In 1969, the U.S. Department of Health, Education, and Welfare (HEW) named Chattanooga the
“worst city in the nation for particulate air pollution,” according to the City of Chattanooga
website. Chattanooga was a hot spot for industries, iron and steel products, glass manufacturing, and was most widely known for its railroad system. All contributed to the extreme amounts
of pollution.
Public pressure eventually pushed city leaders to act, and by 1968, the city met all federal air
quality standards. Between 2008 and 2018, Chattanooga reduced carbon emissions by 25
percent. Milestones like this set the groundwork for the city’s current sustainability efforts.
Kelly added in a recent interview the National Park City designation gives the Chattanooga a unified direction. “We all talk about economic growth as the north star,” he said. “But we didn’t really have an organizing principle for our sustainability strategies. The National Park City provides us with that.”
Chattanooga’s sustainability work now centers on green infrastructure using natural processes to
manage storm water, reduce flooding, cool the city, and improve overall ecological health.
Morgan McCormick, director of Parks Stewardship and Maintenance, said financial limitations
remain the biggest challenge in scaling these projects.
“Everything takes money and time. Training the workforce, expanding programs, developing and
implementing new ones,” she said.
The city’s progress still continues in measurable ways.
“We have seen reductions in electricity costs annually since we started converting to LEDs and
motion sensors,” McCormick said.

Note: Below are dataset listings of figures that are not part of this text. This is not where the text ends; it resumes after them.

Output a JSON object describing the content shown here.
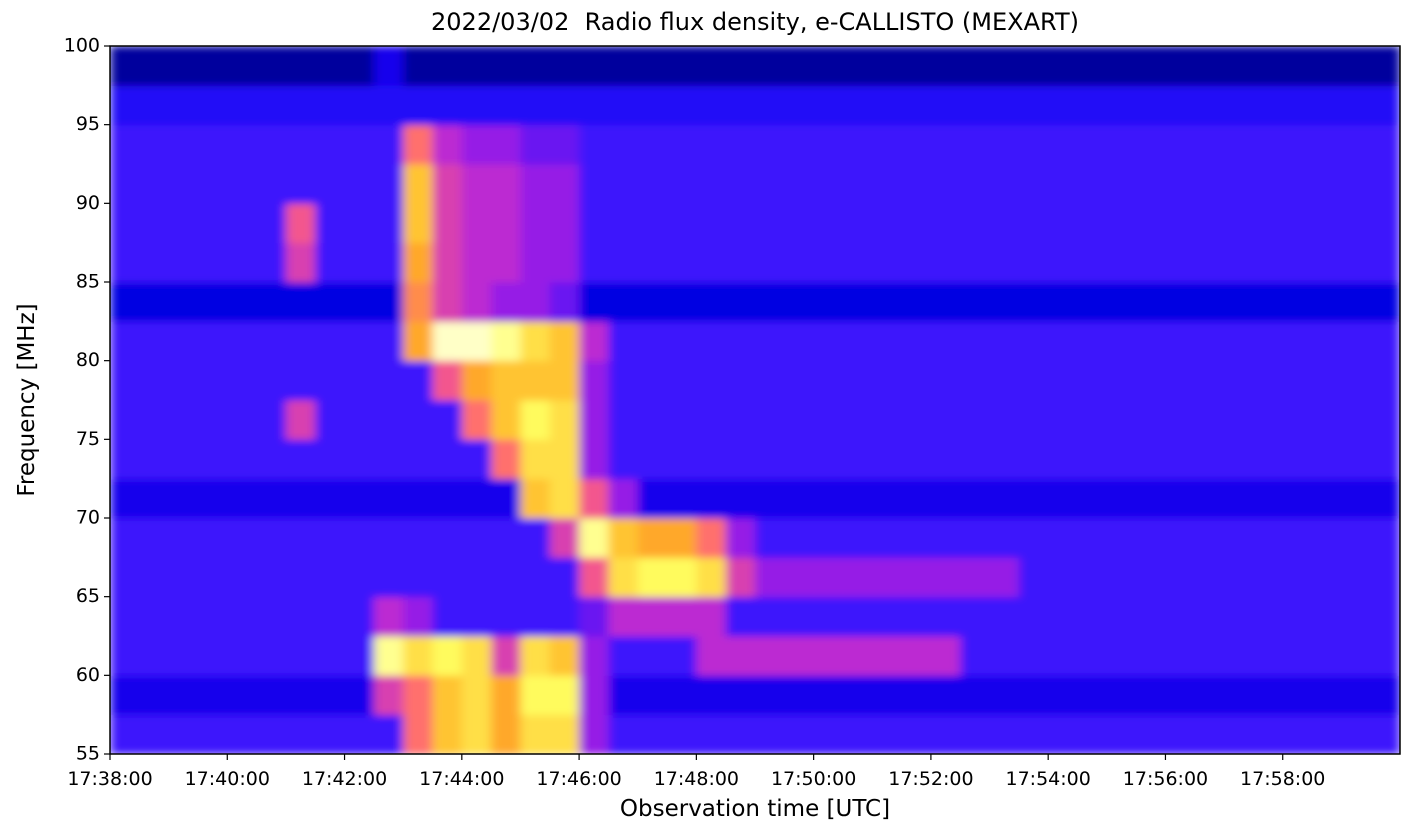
{
  "chart_data": {
    "type": "heatmap",
    "title": "2022/03/02  Radio flux density, e-CALLISTO (MEXART)",
    "x_label": "Observation time [UTC]",
    "y_label": "Frequency [MHz]",
    "xlim": [
      1058,
      1080
    ],
    "ylim": [
      55,
      100
    ],
    "xticks": [
      {
        "value": 1058,
        "label": "17:38:00"
      },
      {
        "value": 1060,
        "label": "17:40:00"
      },
      {
        "value": 1062,
        "label": "17:42:00"
      },
      {
        "value": 1064,
        "label": "17:44:00"
      },
      {
        "value": 1066,
        "label": "17:46:00"
      },
      {
        "value": 1068,
        "label": "17:48:00"
      },
      {
        "value": 1070,
        "label": "17:50:00"
      },
      {
        "value": 1072,
        "label": "17:52:00"
      },
      {
        "value": 1074,
        "label": "17:54:00"
      },
      {
        "value": 1076,
        "label": "17:56:00"
      },
      {
        "value": 1078,
        "label": "17:58:00"
      }
    ],
    "yticks": [
      55,
      60,
      65,
      70,
      75,
      80,
      85,
      90,
      95,
      100
    ],
    "xbins": [
      1058,
      1058.5,
      1059,
      1059.5,
      1060,
      1060.5,
      1061,
      1061.5,
      1062,
      1062.5,
      1063,
      1063.5,
      1064,
      1064.5,
      1065,
      1065.5,
      1066,
      1066.5,
      1067,
      1067.5,
      1068,
      1068.5,
      1069,
      1069.5,
      1070,
      1070.5,
      1071,
      1071.5,
      1072,
      1072.5,
      1073,
      1073.5,
      1074,
      1074.5,
      1075,
      1075.5,
      1076,
      1076.5,
      1077,
      1077.5,
      1078,
      1078.5,
      1079,
      1079.5,
      1080
    ],
    "ybins": [
      55,
      57.5,
      60,
      62.5,
      65,
      67.5,
      70,
      72.5,
      75,
      77.5,
      80,
      82.5,
      85,
      87.5,
      90,
      92.5,
      95,
      97.5,
      100
    ],
    "colormap": [
      "#000000",
      "#0000e0",
      "#3010ff",
      "#b020e0",
      "#ff6080",
      "#ffb020",
      "#ffff60",
      "#ffffff"
    ],
    "values": [
      [
        0.3,
        0.3,
        0.3,
        0.3,
        0.3,
        0.3,
        0.3,
        0.3,
        0.3,
        0.3,
        0.6,
        0.75,
        0.8,
        0.7,
        0.8,
        0.8,
        0.4,
        0.3,
        0.3,
        0.3,
        0.3,
        0.3,
        0.3,
        0.3,
        0.3,
        0.3,
        0.3,
        0.3,
        0.3,
        0.3,
        0.3,
        0.3,
        0.3,
        0.3,
        0.3,
        0.3,
        0.3,
        0.3,
        0.3,
        0.3,
        0.3,
        0.3,
        0.3,
        0.3
      ],
      [
        0.2,
        0.2,
        0.2,
        0.2,
        0.2,
        0.2,
        0.2,
        0.2,
        0.2,
        0.5,
        0.6,
        0.75,
        0.8,
        0.7,
        0.85,
        0.85,
        0.4,
        0.2,
        0.2,
        0.2,
        0.2,
        0.2,
        0.2,
        0.2,
        0.2,
        0.2,
        0.2,
        0.2,
        0.2,
        0.2,
        0.2,
        0.2,
        0.2,
        0.2,
        0.2,
        0.2,
        0.2,
        0.2,
        0.2,
        0.2,
        0.2,
        0.2,
        0.2,
        0.2
      ],
      [
        0.3,
        0.3,
        0.3,
        0.3,
        0.3,
        0.3,
        0.3,
        0.3,
        0.3,
        0.9,
        0.8,
        0.85,
        0.8,
        0.5,
        0.8,
        0.75,
        0.4,
        0.3,
        0.3,
        0.3,
        0.45,
        0.45,
        0.45,
        0.45,
        0.45,
        0.45,
        0.45,
        0.45,
        0.45,
        0.3,
        0.3,
        0.3,
        0.3,
        0.3,
        0.3,
        0.3,
        0.3,
        0.3,
        0.3,
        0.3,
        0.3,
        0.3,
        0.3,
        0.3
      ],
      [
        0.3,
        0.3,
        0.3,
        0.3,
        0.3,
        0.3,
        0.3,
        0.3,
        0.3,
        0.45,
        0.4,
        0.3,
        0.3,
        0.3,
        0.3,
        0.3,
        0.35,
        0.45,
        0.45,
        0.45,
        0.45,
        0.3,
        0.3,
        0.3,
        0.3,
        0.3,
        0.3,
        0.3,
        0.3,
        0.3,
        0.3,
        0.3,
        0.3,
        0.3,
        0.3,
        0.3,
        0.3,
        0.3,
        0.3,
        0.3,
        0.3,
        0.3,
        0.3,
        0.3
      ],
      [
        0.3,
        0.3,
        0.3,
        0.3,
        0.3,
        0.3,
        0.3,
        0.3,
        0.3,
        0.3,
        0.3,
        0.3,
        0.3,
        0.3,
        0.3,
        0.3,
        0.55,
        0.8,
        0.85,
        0.85,
        0.8,
        0.5,
        0.4,
        0.4,
        0.4,
        0.4,
        0.4,
        0.4,
        0.4,
        0.4,
        0.4,
        0.3,
        0.3,
        0.3,
        0.3,
        0.3,
        0.3,
        0.3,
        0.3,
        0.3,
        0.3,
        0.3,
        0.3,
        0.3
      ],
      [
        0.3,
        0.3,
        0.3,
        0.3,
        0.3,
        0.3,
        0.3,
        0.3,
        0.3,
        0.3,
        0.3,
        0.3,
        0.3,
        0.3,
        0.3,
        0.5,
        0.9,
        0.75,
        0.7,
        0.7,
        0.6,
        0.4,
        0.3,
        0.3,
        0.3,
        0.3,
        0.3,
        0.3,
        0.3,
        0.3,
        0.3,
        0.3,
        0.3,
        0.3,
        0.3,
        0.3,
        0.3,
        0.3,
        0.3,
        0.3,
        0.3,
        0.3,
        0.3,
        0.3
      ],
      [
        0.2,
        0.2,
        0.2,
        0.2,
        0.2,
        0.2,
        0.2,
        0.2,
        0.2,
        0.2,
        0.2,
        0.2,
        0.2,
        0.2,
        0.75,
        0.8,
        0.55,
        0.4,
        0.2,
        0.2,
        0.2,
        0.2,
        0.2,
        0.2,
        0.2,
        0.2,
        0.2,
        0.2,
        0.2,
        0.2,
        0.2,
        0.2,
        0.2,
        0.2,
        0.2,
        0.2,
        0.2,
        0.2,
        0.2,
        0.2,
        0.2,
        0.2,
        0.2,
        0.2
      ],
      [
        0.3,
        0.3,
        0.3,
        0.3,
        0.3,
        0.3,
        0.3,
        0.3,
        0.3,
        0.3,
        0.3,
        0.3,
        0.3,
        0.6,
        0.8,
        0.8,
        0.4,
        0.3,
        0.3,
        0.3,
        0.3,
        0.3,
        0.3,
        0.3,
        0.3,
        0.3,
        0.3,
        0.3,
        0.3,
        0.3,
        0.3,
        0.3,
        0.3,
        0.3,
        0.3,
        0.3,
        0.3,
        0.3,
        0.3,
        0.3,
        0.3,
        0.3,
        0.3,
        0.3
      ],
      [
        0.3,
        0.3,
        0.3,
        0.3,
        0.3,
        0.3,
        0.5,
        0.3,
        0.3,
        0.3,
        0.3,
        0.3,
        0.6,
        0.75,
        0.85,
        0.8,
        0.4,
        0.3,
        0.3,
        0.3,
        0.3,
        0.3,
        0.3,
        0.3,
        0.3,
        0.3,
        0.3,
        0.3,
        0.3,
        0.3,
        0.3,
        0.3,
        0.3,
        0.3,
        0.3,
        0.3,
        0.3,
        0.3,
        0.3,
        0.3,
        0.3,
        0.3,
        0.3,
        0.3
      ],
      [
        0.3,
        0.3,
        0.3,
        0.3,
        0.3,
        0.3,
        0.3,
        0.3,
        0.3,
        0.3,
        0.3,
        0.55,
        0.7,
        0.75,
        0.75,
        0.75,
        0.4,
        0.3,
        0.3,
        0.3,
        0.3,
        0.3,
        0.3,
        0.3,
        0.3,
        0.3,
        0.3,
        0.3,
        0.3,
        0.3,
        0.3,
        0.3,
        0.3,
        0.3,
        0.3,
        0.3,
        0.3,
        0.3,
        0.3,
        0.3,
        0.3,
        0.3,
        0.3,
        0.3
      ],
      [
        0.3,
        0.3,
        0.3,
        0.3,
        0.3,
        0.3,
        0.3,
        0.3,
        0.3,
        0.3,
        0.7,
        0.95,
        0.95,
        0.9,
        0.8,
        0.75,
        0.45,
        0.3,
        0.3,
        0.3,
        0.3,
        0.3,
        0.3,
        0.3,
        0.3,
        0.3,
        0.3,
        0.3,
        0.3,
        0.3,
        0.3,
        0.3,
        0.3,
        0.3,
        0.3,
        0.3,
        0.3,
        0.3,
        0.3,
        0.3,
        0.3,
        0.3,
        0.3,
        0.3
      ],
      [
        0.15,
        0.15,
        0.15,
        0.15,
        0.15,
        0.15,
        0.15,
        0.15,
        0.15,
        0.15,
        0.65,
        0.5,
        0.45,
        0.4,
        0.4,
        0.35,
        0.15,
        0.15,
        0.15,
        0.15,
        0.15,
        0.15,
        0.15,
        0.15,
        0.15,
        0.15,
        0.15,
        0.15,
        0.15,
        0.15,
        0.15,
        0.15,
        0.15,
        0.15,
        0.15,
        0.15,
        0.15,
        0.15,
        0.15,
        0.15,
        0.15,
        0.15,
        0.15,
        0.15
      ],
      [
        0.3,
        0.3,
        0.3,
        0.3,
        0.3,
        0.3,
        0.5,
        0.3,
        0.3,
        0.3,
        0.7,
        0.5,
        0.45,
        0.45,
        0.4,
        0.4,
        0.3,
        0.3,
        0.3,
        0.3,
        0.3,
        0.3,
        0.3,
        0.3,
        0.3,
        0.3,
        0.3,
        0.3,
        0.3,
        0.3,
        0.3,
        0.3,
        0.3,
        0.3,
        0.3,
        0.3,
        0.3,
        0.3,
        0.3,
        0.3,
        0.3,
        0.3,
        0.3,
        0.3
      ],
      [
        0.3,
        0.3,
        0.3,
        0.3,
        0.3,
        0.3,
        0.55,
        0.3,
        0.3,
        0.3,
        0.75,
        0.5,
        0.45,
        0.45,
        0.4,
        0.4,
        0.3,
        0.3,
        0.3,
        0.3,
        0.3,
        0.3,
        0.3,
        0.3,
        0.3,
        0.3,
        0.3,
        0.3,
        0.3,
        0.3,
        0.3,
        0.3,
        0.3,
        0.3,
        0.3,
        0.3,
        0.3,
        0.3,
        0.3,
        0.3,
        0.3,
        0.3,
        0.3,
        0.3
      ],
      [
        0.3,
        0.3,
        0.3,
        0.3,
        0.3,
        0.3,
        0.3,
        0.3,
        0.3,
        0.3,
        0.75,
        0.5,
        0.45,
        0.45,
        0.4,
        0.4,
        0.3,
        0.3,
        0.3,
        0.3,
        0.3,
        0.3,
        0.3,
        0.3,
        0.3,
        0.3,
        0.3,
        0.3,
        0.3,
        0.3,
        0.3,
        0.3,
        0.3,
        0.3,
        0.3,
        0.3,
        0.3,
        0.3,
        0.3,
        0.3,
        0.3,
        0.3,
        0.3,
        0.3
      ],
      [
        0.3,
        0.3,
        0.3,
        0.3,
        0.3,
        0.3,
        0.3,
        0.3,
        0.3,
        0.3,
        0.6,
        0.45,
        0.4,
        0.4,
        0.35,
        0.35,
        0.3,
        0.3,
        0.3,
        0.3,
        0.3,
        0.3,
        0.3,
        0.3,
        0.3,
        0.3,
        0.3,
        0.3,
        0.3,
        0.3,
        0.3,
        0.3,
        0.3,
        0.3,
        0.3,
        0.3,
        0.3,
        0.3,
        0.3,
        0.3,
        0.3,
        0.3,
        0.3,
        0.3
      ],
      [
        0.25,
        0.25,
        0.25,
        0.25,
        0.25,
        0.25,
        0.25,
        0.25,
        0.25,
        0.25,
        0.25,
        0.25,
        0.25,
        0.25,
        0.25,
        0.25,
        0.25,
        0.25,
        0.25,
        0.25,
        0.25,
        0.25,
        0.25,
        0.25,
        0.25,
        0.25,
        0.25,
        0.25,
        0.25,
        0.25,
        0.25,
        0.25,
        0.25,
        0.25,
        0.25,
        0.25,
        0.25,
        0.25,
        0.25,
        0.25,
        0.25,
        0.25,
        0.25,
        0.25
      ],
      [
        0.1,
        0.1,
        0.1,
        0.1,
        0.1,
        0.1,
        0.1,
        0.1,
        0.1,
        0.2,
        0.1,
        0.1,
        0.1,
        0.1,
        0.1,
        0.1,
        0.1,
        0.1,
        0.1,
        0.1,
        0.1,
        0.1,
        0.1,
        0.1,
        0.1,
        0.1,
        0.1,
        0.1,
        0.1,
        0.1,
        0.1,
        0.1,
        0.1,
        0.1,
        0.1,
        0.1,
        0.1,
        0.1,
        0.1,
        0.1,
        0.1,
        0.1,
        0.1,
        0.1
      ]
    ]
  }
}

Her team also uses the Trust for Public Land’s 10-minute
walk metric to determine where new parks and accessible green spaces are needed most.
One of the city’s most impactful recent projects is Lynnbrook Park, completed in July 2024.
McCormick chose it as a standout example of what green infrastructure can accomplish.
“What started as an asphalt parking lot in a neighborhood prone to flooding is now a 1.4 acre
park with a stream bed for stormwater control,” she said.
The park’s walking paths were built with a honeycomb grid filled with crushed stone, a design that “allows stormwater infiltrate, rather than the runoff created by asphalt,” McCormick said.
The benefits also stretch further than just stormwater management.
In summer 2025, McCormick said Chattanooga city staff observed monarch butterflies, an endangered species, along with monarch caterpillars feeding on swamp milkweed planted in the stream buffer.
“It’s proof that even small neighborhood parks can become habitat,” she said.
A large project that took place in Chattanooga was the Cherokee Boulevard from North Market
Street to the Stringers Ridge Tunnel. This project was designed to manage stormwater runoff. The total cost of the project was $719,800, and stormwater runoff declined 8%.
Lynbrook Park and the tunnel project on Cherokee Boulevard are part of a broader city-wide push to build infrastructure that benefits people and nature at the same time. Many municipal buildings
now incorporate permeable surfaces, green roofs, or native plantings. Meanwhile, the
Chattanooga Tree Project, funded by a five year $6 million federal grant, is expanding the city’s
shade canopy and stormwater resilience.
McCormick believes this long-term effort will ultimately become the city’s most transformative
sustainability project.
“Mature trees are our first line of defence against stormwater issues and the urban heat island
effect,” she said. “As thousands of baby trees are planted and mature, I believe this project will
become the most impactful green infrastructure project the city will implement.”
Mayor Tim Kelly said the work ahead is about balance and continued commitment. “We have to continue to grow, to better the lives of everybody here,” he said. “Economic mobility is a big priority; so is sustainability. They’re not irreconcilable.”
EDITOR’S NOTE: This story was produced in Fall 2025 for Prof. Jim Tanner’s Solutions Journalism reporting class which allowed students to investigate and report on environmental issues being addressed in the Chattanooga area. Solutions Journalism is a journalism framework developed in 2013 to investigate and explain, in a critical and clear-eyed way, how people try to solve widely shared problems in their communities.